I paid the six euros bitterly.
My bitterness was not lost on red-sweater-man. I'm sure he saw his own demise in my tear filled eyes. Does that rhyme? I didn't mean to. I meant to convey the depth of my frustration with Venice. Why had I drug my lovely daughter all this way? She laid her head down on the table and said, "I thought Italy would be more fun".
Being a contestant for Mother of the Year I replied, "Me too".
It got better, dear readers. Significantly so. I began looking for chocolate for the inn-keeper. CoCo was mortified. Mostly because she knew how I would handle giving it to him with a scathing remark like, 'Here, so that you will be sweeter to the next guests". After much begging she convinced me to forgo the chocolates.
An hour and a half later we went back to the hotel to use the bathroom. The inn-keeper noticed us and said, "Good News Mrs. Chased, your room is ready." I fell down with relief (okay, CoCo could not have handled that). I was sooooo relieved.
We checked into a charming room.
We knocked the trail dust off with showers and naps.
We dressed. CoCo announced that while in Italy she was going to, "dress every day like it was school picture day".
We shopped our little hearts out (yes, I got something for each one of you).
We came back to the hotel and the lovely inn-keeper made reservations for us at the restaurant down the street.
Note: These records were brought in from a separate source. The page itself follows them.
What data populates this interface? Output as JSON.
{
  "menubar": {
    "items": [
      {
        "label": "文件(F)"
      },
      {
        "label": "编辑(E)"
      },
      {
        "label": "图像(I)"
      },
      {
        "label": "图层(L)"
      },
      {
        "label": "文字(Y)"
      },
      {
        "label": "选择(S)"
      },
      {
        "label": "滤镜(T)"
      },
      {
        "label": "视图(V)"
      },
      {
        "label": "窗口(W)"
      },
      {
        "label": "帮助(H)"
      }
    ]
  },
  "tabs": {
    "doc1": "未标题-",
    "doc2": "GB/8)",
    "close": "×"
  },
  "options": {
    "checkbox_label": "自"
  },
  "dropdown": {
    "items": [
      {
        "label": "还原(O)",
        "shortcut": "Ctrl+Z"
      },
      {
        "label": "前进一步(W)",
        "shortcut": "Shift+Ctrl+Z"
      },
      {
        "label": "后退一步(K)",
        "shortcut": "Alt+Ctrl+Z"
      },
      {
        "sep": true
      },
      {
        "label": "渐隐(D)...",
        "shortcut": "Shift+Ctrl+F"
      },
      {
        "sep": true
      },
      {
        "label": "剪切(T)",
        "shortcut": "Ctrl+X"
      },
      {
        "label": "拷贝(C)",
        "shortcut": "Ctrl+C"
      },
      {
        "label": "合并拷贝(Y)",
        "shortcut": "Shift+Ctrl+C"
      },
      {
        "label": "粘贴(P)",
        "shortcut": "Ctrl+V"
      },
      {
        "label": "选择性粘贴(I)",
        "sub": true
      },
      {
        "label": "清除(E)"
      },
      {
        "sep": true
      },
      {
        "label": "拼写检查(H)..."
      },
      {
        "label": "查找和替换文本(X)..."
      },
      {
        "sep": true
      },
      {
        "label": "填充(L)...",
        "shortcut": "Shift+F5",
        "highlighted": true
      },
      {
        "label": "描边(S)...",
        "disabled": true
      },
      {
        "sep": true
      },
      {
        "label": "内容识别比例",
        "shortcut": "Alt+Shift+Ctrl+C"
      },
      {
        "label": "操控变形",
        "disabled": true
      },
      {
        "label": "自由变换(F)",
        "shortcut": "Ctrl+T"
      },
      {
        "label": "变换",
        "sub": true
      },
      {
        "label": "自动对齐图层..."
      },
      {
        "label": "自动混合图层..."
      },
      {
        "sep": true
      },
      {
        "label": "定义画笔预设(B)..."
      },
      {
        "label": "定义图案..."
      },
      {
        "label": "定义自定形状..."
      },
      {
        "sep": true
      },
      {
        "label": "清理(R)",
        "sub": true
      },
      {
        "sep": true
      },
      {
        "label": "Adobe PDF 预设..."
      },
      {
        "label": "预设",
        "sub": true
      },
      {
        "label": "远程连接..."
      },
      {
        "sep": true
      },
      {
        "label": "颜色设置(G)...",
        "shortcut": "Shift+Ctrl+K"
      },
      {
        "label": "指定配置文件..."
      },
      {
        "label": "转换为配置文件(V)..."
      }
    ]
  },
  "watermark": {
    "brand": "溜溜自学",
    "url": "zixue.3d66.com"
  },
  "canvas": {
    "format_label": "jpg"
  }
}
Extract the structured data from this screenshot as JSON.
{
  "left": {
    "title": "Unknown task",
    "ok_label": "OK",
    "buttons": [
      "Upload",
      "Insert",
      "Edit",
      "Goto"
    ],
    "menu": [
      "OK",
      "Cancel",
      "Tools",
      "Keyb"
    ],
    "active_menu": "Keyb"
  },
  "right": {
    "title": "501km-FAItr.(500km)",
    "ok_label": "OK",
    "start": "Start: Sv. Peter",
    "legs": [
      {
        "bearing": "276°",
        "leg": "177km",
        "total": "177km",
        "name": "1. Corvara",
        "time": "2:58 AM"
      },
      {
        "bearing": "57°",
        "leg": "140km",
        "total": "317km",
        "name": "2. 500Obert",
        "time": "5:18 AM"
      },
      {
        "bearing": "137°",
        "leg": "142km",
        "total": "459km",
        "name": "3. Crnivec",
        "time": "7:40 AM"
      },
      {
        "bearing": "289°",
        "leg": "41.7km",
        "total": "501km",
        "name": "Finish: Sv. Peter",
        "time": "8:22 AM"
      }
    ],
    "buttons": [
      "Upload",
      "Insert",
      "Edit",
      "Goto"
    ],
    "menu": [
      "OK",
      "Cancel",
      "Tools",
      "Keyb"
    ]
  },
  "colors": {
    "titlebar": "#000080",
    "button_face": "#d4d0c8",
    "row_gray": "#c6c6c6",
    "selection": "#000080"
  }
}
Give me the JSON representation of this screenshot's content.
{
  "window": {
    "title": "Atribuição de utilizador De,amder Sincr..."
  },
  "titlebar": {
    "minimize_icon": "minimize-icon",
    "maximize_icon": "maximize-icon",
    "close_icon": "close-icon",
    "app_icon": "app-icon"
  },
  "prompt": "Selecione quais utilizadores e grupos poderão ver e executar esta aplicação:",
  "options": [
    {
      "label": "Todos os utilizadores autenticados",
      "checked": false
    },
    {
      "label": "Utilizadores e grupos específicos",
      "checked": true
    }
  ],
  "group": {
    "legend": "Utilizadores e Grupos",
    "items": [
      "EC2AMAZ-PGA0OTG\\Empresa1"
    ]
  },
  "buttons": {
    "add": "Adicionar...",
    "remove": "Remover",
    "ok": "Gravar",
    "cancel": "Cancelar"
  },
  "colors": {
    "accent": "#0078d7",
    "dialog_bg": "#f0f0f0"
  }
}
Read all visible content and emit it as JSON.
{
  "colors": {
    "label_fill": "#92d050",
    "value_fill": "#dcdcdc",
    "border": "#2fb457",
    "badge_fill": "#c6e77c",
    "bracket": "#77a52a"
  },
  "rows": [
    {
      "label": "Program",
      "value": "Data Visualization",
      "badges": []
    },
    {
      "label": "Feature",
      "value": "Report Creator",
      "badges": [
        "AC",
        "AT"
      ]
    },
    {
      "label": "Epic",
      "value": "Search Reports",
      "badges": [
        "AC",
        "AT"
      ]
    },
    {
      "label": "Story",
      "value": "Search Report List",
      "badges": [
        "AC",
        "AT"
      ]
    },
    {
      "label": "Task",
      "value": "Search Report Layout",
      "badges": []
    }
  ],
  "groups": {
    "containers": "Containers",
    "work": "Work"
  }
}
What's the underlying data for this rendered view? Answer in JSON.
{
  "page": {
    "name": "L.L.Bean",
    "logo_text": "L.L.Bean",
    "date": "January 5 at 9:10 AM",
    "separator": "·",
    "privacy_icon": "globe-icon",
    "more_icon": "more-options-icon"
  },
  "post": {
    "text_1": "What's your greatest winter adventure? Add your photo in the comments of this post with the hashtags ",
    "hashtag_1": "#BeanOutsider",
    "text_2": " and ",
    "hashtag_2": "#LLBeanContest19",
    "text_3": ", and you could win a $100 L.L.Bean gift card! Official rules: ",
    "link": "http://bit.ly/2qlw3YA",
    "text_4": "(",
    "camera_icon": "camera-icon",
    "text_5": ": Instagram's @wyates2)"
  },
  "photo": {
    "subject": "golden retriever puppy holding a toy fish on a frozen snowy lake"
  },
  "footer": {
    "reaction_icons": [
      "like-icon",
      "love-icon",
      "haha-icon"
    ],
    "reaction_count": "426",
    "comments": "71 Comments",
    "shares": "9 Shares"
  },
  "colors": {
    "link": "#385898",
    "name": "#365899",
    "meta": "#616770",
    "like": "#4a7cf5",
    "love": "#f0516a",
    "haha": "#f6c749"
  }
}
We dressed again for dinner.
We ate a beautiful dinner served by professional waiters who clearly knew something about service. The wine (a house red) was like butter it went down so smoothly. The food was delicious and very plain.
We met some Canadians who had just come to Venice after skiing in the Alps. Their daughter was near CoCo's age and was just as obsessed with the Venetian masks that were everywhere.
We tucked into bed our first night in Italy very happily indeed. The rough start will be forgotten soon enough. If the red-sweater-man goes missing it won't be because of me.